Seeing the beach … from 16 stories up

Published 2:02 pm Tuesday, October 10, 2006

Fifty-some years ago when I was a kid, my parents rented modest little homes on or near the Jersey shore for a one- or two-week vacation every summer.

Twenty-some years ago when I was the mother of little boys, my husband and I rented houses on the Florida coast and we always looked for one with a porch and a deck as close to the dunes and the waves as possible.

That seems impossible today. Where have all those houses and their owners gone? The 16th floor of a condominium high rise?

Wondering how such an experience could compare with our happy rental house history, G. W. and I checked into the Majestic Beach Towers in Panama City Beach in July — not one high rise building, but two! The next door neighbors to the north and the south for quite a stretch are high risers too.

In fact, we drove the 17 miles of Front Beach Road, also known as Alternate State Highway 98, and counted at least three dozen tall properties in various stages of refurbishing or new construction.

We did find a few low-rise motels and some rental houses to the west as we hunted up Dan Russell Pier Park, 93 acres across Front Beach Road from City Pier, for a look at this public-private venture evolving into shops, restaurants and family entertainment venues including a 16-screen movie theater.

The personable young fellow tending umbrellas to help vacationers catch the shade in front of my condo building said his mother and stepfather liked going to Pier Park for music on Thursday nights in the summer, but he thought the tunes more suited to their generation than his. Said he thought I might like it.

Guess my new bathing suit didn’t change my age.

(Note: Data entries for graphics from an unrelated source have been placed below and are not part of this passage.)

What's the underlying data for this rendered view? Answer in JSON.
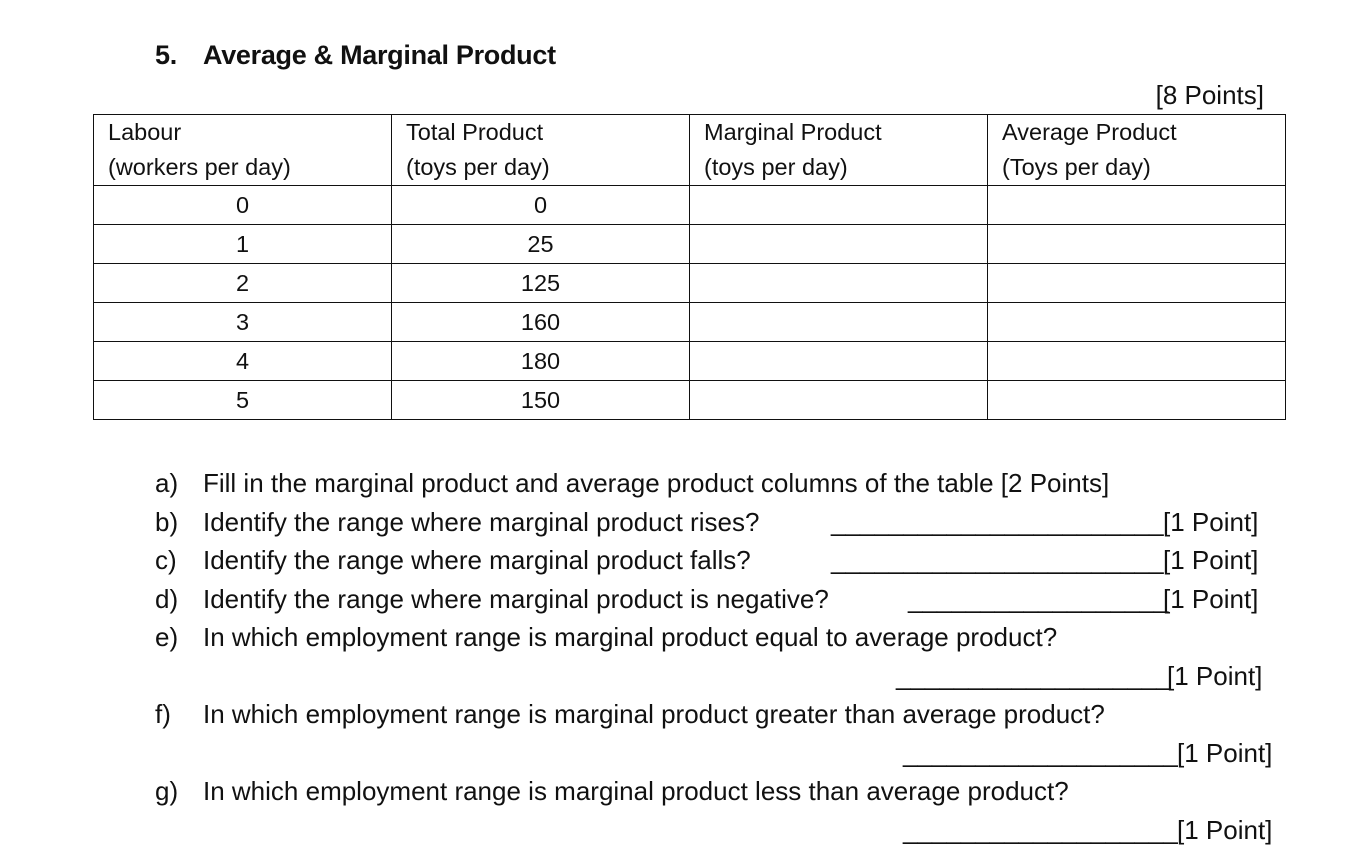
{
  "section": {
    "number": "5.",
    "title": "Average & Marginal Product",
    "total_points": "[8 Points]"
  },
  "table": {
    "headers": [
      [
        "Labour",
        "(workers per day)"
      ],
      [
        "Total Product",
        "(toys per day)"
      ],
      [
        "Marginal Product",
        "(toys per day)"
      ],
      [
        "Average Product",
        "(Toys per day)"
      ]
    ],
    "rows": [
      [
        "0",
        "0",
        "",
        ""
      ],
      [
        "1",
        "25",
        "",
        ""
      ],
      [
        "2",
        "125",
        "",
        ""
      ],
      [
        "3",
        "160",
        "",
        ""
      ],
      [
        "4",
        "180",
        "",
        ""
      ],
      [
        "5",
        "150",
        "",
        ""
      ]
    ]
  },
  "questions": [
    {
      "letter": "a)",
      "text": "Fill in the marginal product and average product columns of the table [2 Points]",
      "blank": "",
      "points": ""
    },
    {
      "letter": "b)",
      "text": "Identify the range where marginal product rises?",
      "blank": "_______________________",
      "points": "[1 Point]"
    },
    {
      "letter": "c)",
      "text": "Identify the range where marginal product falls?",
      "blank": "_______________________",
      "points": "[1 Point]"
    },
    {
      "letter": "d)",
      "text": "Identify the range where marginal product is negative?",
      "blank": "__________________",
      "points": "[1 Point]"
    },
    {
      "letter": "e)",
      "text": "In which employment range is marginal product equal to average product?",
      "blank": "",
      "points": ""
    },
    {
      "letter": "",
      "text": "",
      "blank": "___________________",
      "points": "[1 Point]"
    },
    {
      "letter": "f)",
      "text": "In which employment range is marginal product greater than average product?",
      "blank": "",
      "points": ""
    },
    {
      "letter": "",
      "text": "",
      "blank": "___________________",
      "points": "[1 Point]"
    },
    {
      "letter": "g)",
      "text": "In which employment range is marginal product less than average product?",
      "blank": "",
      "points": ""
    },
    {
      "letter": "",
      "text": "",
      "blank": "___________________",
      "points": "[1 Point]"
    }
  ]
}
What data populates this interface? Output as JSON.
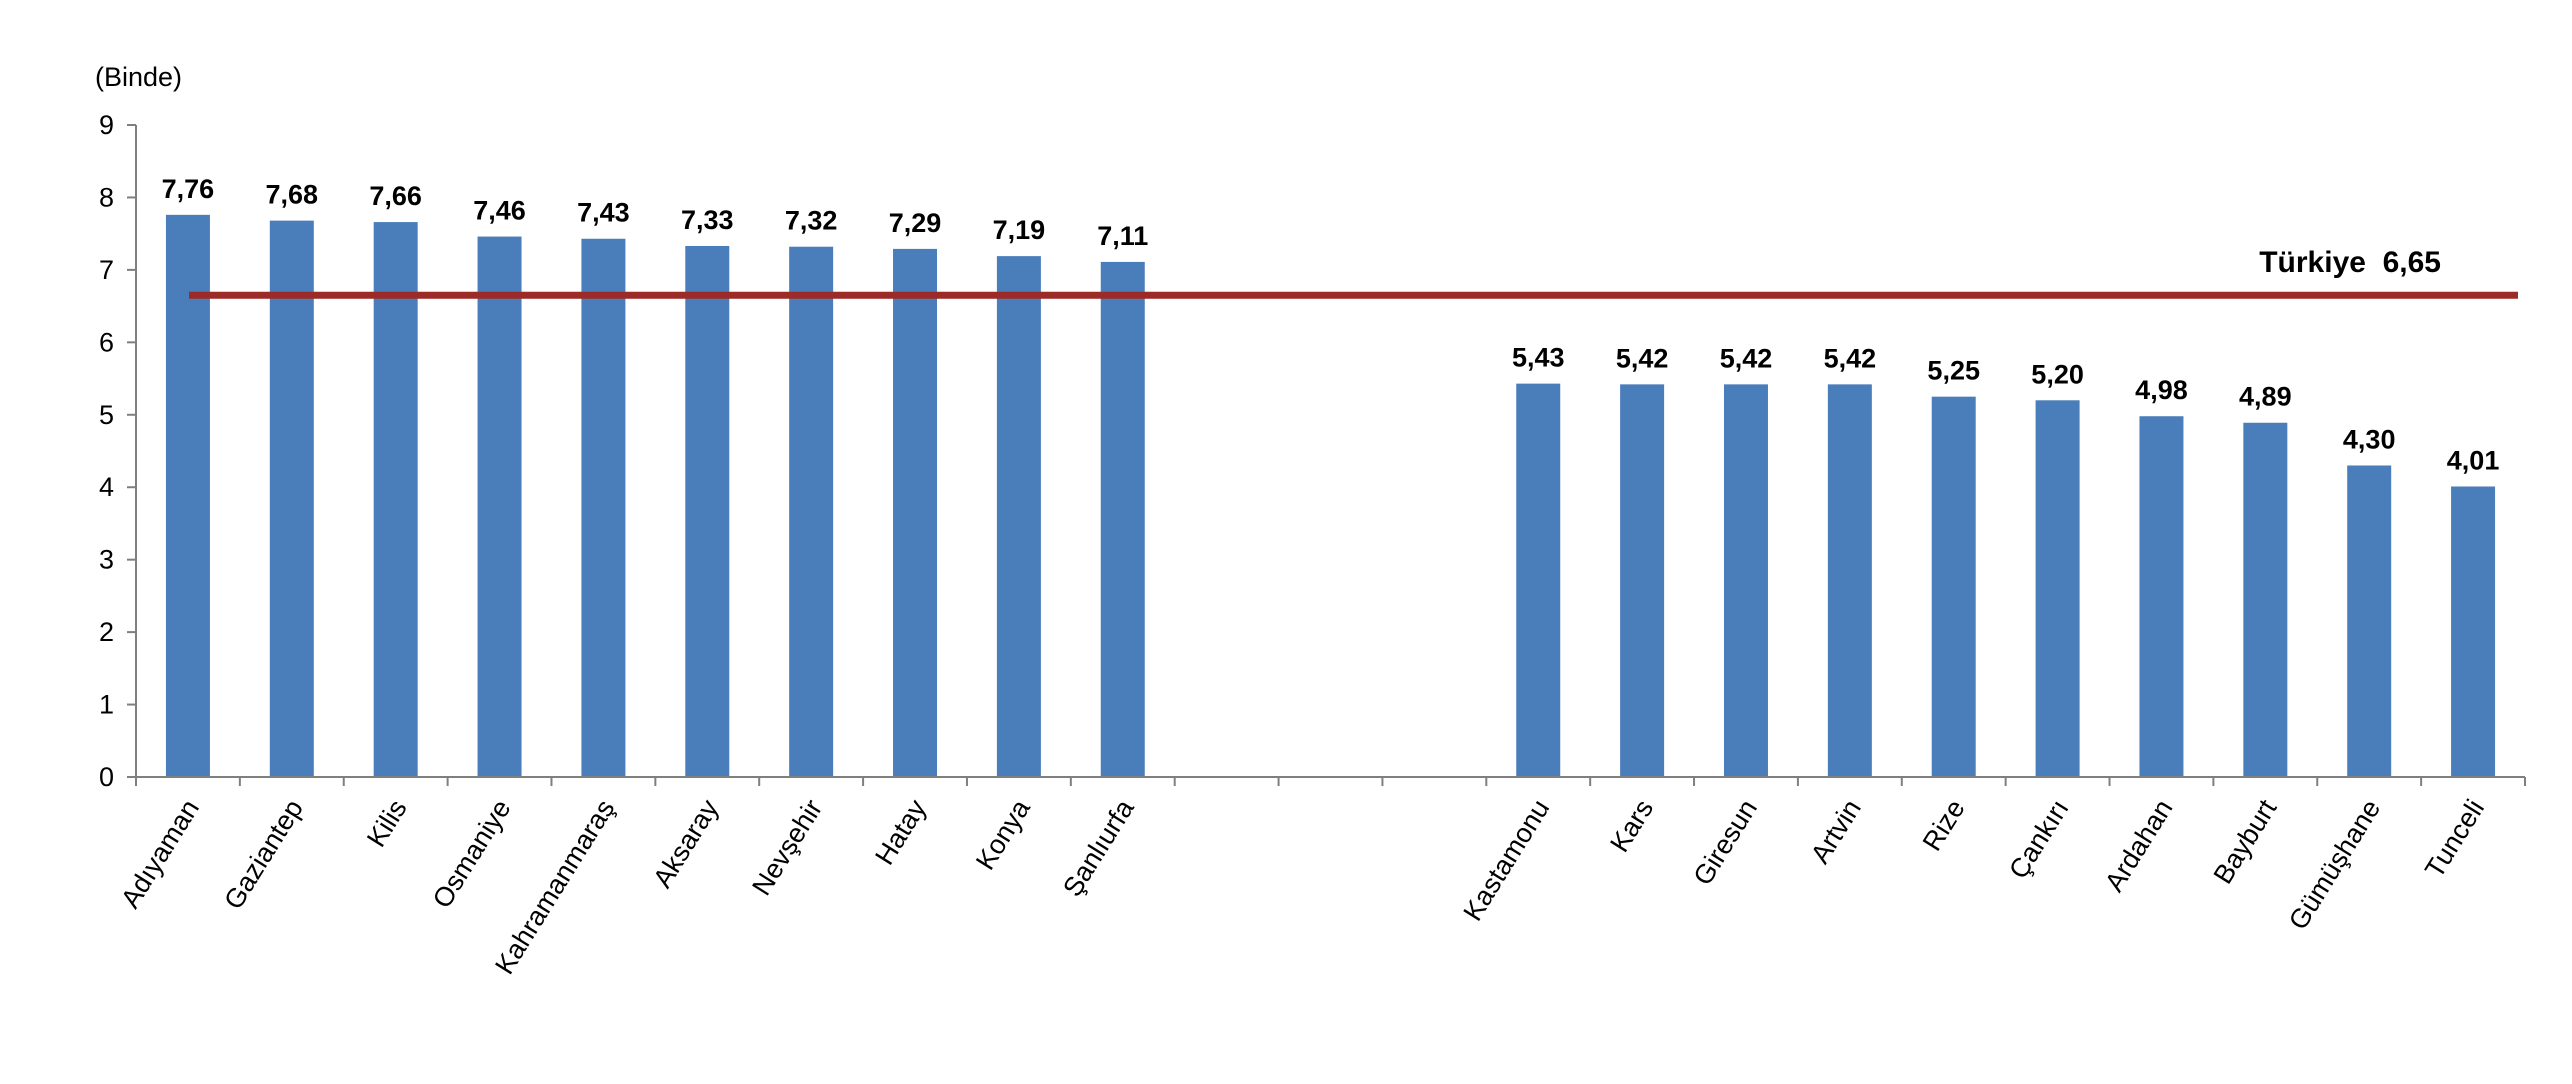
{
  "chart_data": {
    "type": "bar",
    "unit_label": "(Binde)",
    "categories": [
      "Adıyaman",
      "Gaziantep",
      "Kilis",
      "Osmaniye",
      "Kahramanmaraş",
      "Aksaray",
      "Nevşehir",
      "Hatay",
      "Konya",
      "Şanlıurfa",
      "",
      "",
      "",
      "Kastamonu",
      "Kars",
      "Giresun",
      "Artvin",
      "Rize",
      "Çankırı",
      "Ardahan",
      "Bayburt",
      "Gümüşhane",
      "Tunceli"
    ],
    "values": [
      7.76,
      7.68,
      7.66,
      7.46,
      7.43,
      7.33,
      7.32,
      7.29,
      7.19,
      7.11,
      null,
      null,
      null,
      5.43,
      5.42,
      5.42,
      5.42,
      5.25,
      5.2,
      4.98,
      4.89,
      4.3,
      4.01
    ],
    "value_labels": [
      "7,76",
      "7,68",
      "7,66",
      "7,46",
      "7,43",
      "7,33",
      "7,32",
      "7,29",
      "7,19",
      "7,11",
      "",
      "",
      "",
      "5,43",
      "5,42",
      "5,42",
      "5,42",
      "5,25",
      "5,20",
      "4,98",
      "4,89",
      "4,30",
      "4,01"
    ],
    "ylim": [
      0,
      9
    ],
    "yticks": [
      "0",
      "1",
      "2",
      "3",
      "4",
      "5",
      "6",
      "7",
      "8",
      "9"
    ],
    "reference_line": {
      "name": "Türkiye",
      "value": 6.65,
      "label": "Türkiye  6,65",
      "color": "#9C2A26"
    },
    "bar_color": "#4A7EBB",
    "grid": false,
    "legend": "none"
  }
}
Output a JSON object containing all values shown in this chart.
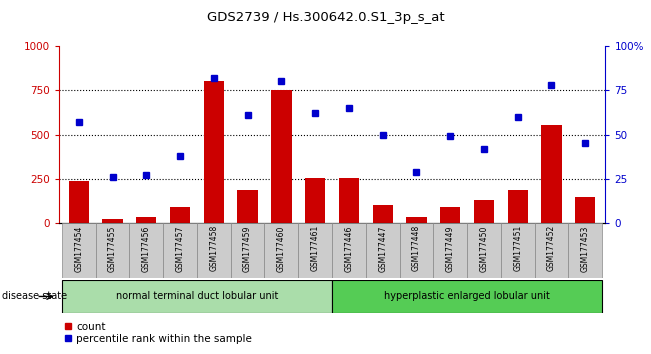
{
  "title": "GDS2739 / Hs.300642.0.S1_3p_s_at",
  "samples": [
    "GSM177454",
    "GSM177455",
    "GSM177456",
    "GSM177457",
    "GSM177458",
    "GSM177459",
    "GSM177460",
    "GSM177461",
    "GSM177446",
    "GSM177447",
    "GSM177448",
    "GSM177449",
    "GSM177450",
    "GSM177451",
    "GSM177452",
    "GSM177453"
  ],
  "counts": [
    240,
    20,
    35,
    90,
    800,
    185,
    750,
    255,
    255,
    100,
    35,
    90,
    130,
    185,
    555,
    145
  ],
  "percentiles": [
    57,
    26,
    27,
    38,
    82,
    61,
    80,
    62,
    65,
    50,
    29,
    49,
    42,
    60,
    78,
    45
  ],
  "group1_label": "normal terminal duct lobular unit",
  "group2_label": "hyperplastic enlarged lobular unit",
  "group1_count": 8,
  "group2_count": 8,
  "bar_color": "#cc0000",
  "dot_color": "#0000cc",
  "ylim_left": [
    0,
    1000
  ],
  "ylim_right": [
    0,
    100
  ],
  "yticks_left": [
    0,
    250,
    500,
    750,
    1000
  ],
  "yticks_right": [
    0,
    25,
    50,
    75,
    100
  ],
  "group1_bg": "#aaddaa",
  "group2_bg": "#55cc55",
  "sample_label_bg": "#cccccc",
  "disease_state_label": "disease state",
  "legend_count_label": "count",
  "legend_pct_label": "percentile rank within the sample",
  "fig_width": 6.51,
  "fig_height": 3.54
}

With 47 new properties being developed or refurbished, Panama City Beach Convention and Visitor Bureau president and CEO Bob Warren forecasts 38,000 rooms will be ready by the beginning of 2008, 60 percent of them condominiums.

That’s a different world in our lifetime. I try to have an open mind, to always be appreciative, but I was curious checking in to Majestic Beach Towers.

I liked my little girl memories of the small house at Vision Beach, not too far from Point Pleasant, N.J., with its wooden boardwalk, and I liked the times we had with the children and grandchildren in cozy houses on Florida’s Ponte Vedra beaches.

Why would I want to ride an elevator or climb a dozen or more flights of stairs when I wanted to go to the beach?

To try to get my head straight for the inevitable since beach buildings are rising higher, I hunted up some information on the popularity of such vacation rentals.

With one, two, three or more bedrooms, these vacation condos work for families or groups of friends of any size. Eat out when you want to deal with crowds or eat in when that’s easier or more suited to your diet.

Clean up after yourself, or pay a bit extra for maid service, which is not normally included in a condo rental.

Stay as long — or as short a time — as you like; today’s vacation rentals are not timeshares so you’re not forced to stay a full week. And don’t fear you’ll put up with a sales presentation to get a good price. That’s not what rentals today are all about, said Rick Fisher, vice president of Specialty Lodging for hotels.com.

“Vacation rentals today need to match what the traveler wants: flexibility to stay only the number of nights which suit their needs. The old days of the buy-in are not today’s trend,” Fisher said.

“They also need to make it easy for the would-be vacationer to find a place. Remember when you had to talk to real estate agents to figure out which homeowners might be leasing their place for a week so you could go to the beach?”

“Today you can research lots of options efficiently on the Web,” Fisher said.

G. W. and I found the new Majestic Beach Towers at Panama City Beach, on Front Beach Drive, and we stayed three nights. With 27 miles of white sand on the Gulf of Mexico and St. Andrews Bay, this seems like a beach for a long vacation.

He liked our 12th-floor setup with big picture windows and a balcony overlooking all the action at the beach below … but he rarely walks the beach or swims anyway.

I’d rather step out the back door to be into the sand instead of ride an elevator, but stepping into sparkling clean accommodations as opposed to some of the musty, not-so-scrubbed rental houses of years past was a good trade-off.

Stories are legend for everyone who ever rented a beach house (What, no frying pan? Where’s the corkscrew? I never knew I needed to bring sheets.)

The vacation rental condos, villas and bed and breakfast inns seem to come with everything, based more on a well-researched formula than individual homeowner quirks, and that’s a good thing.

Majestic Beach Towers even provided easy access to food so we left the car in the parking garage (high rise too) and ate on the patio of the casual shore side restaurant or got takeout from the little deli with eggs cooked to order, pastries requiring another hike in the sand, fresh salads and sandwiches and big lattes.

I checked out the pool at the nearby Edgewater Beach Resort and liked it more than mine, especially the infinity pool which lets you believe you’re safely and calmly actually floating in the ocean while you’re really lounging close to the condo.

However, my condo complex had a spa with a skilled masseuse and not-too-crazy hotel prices, and I don’t think the Edgewater does.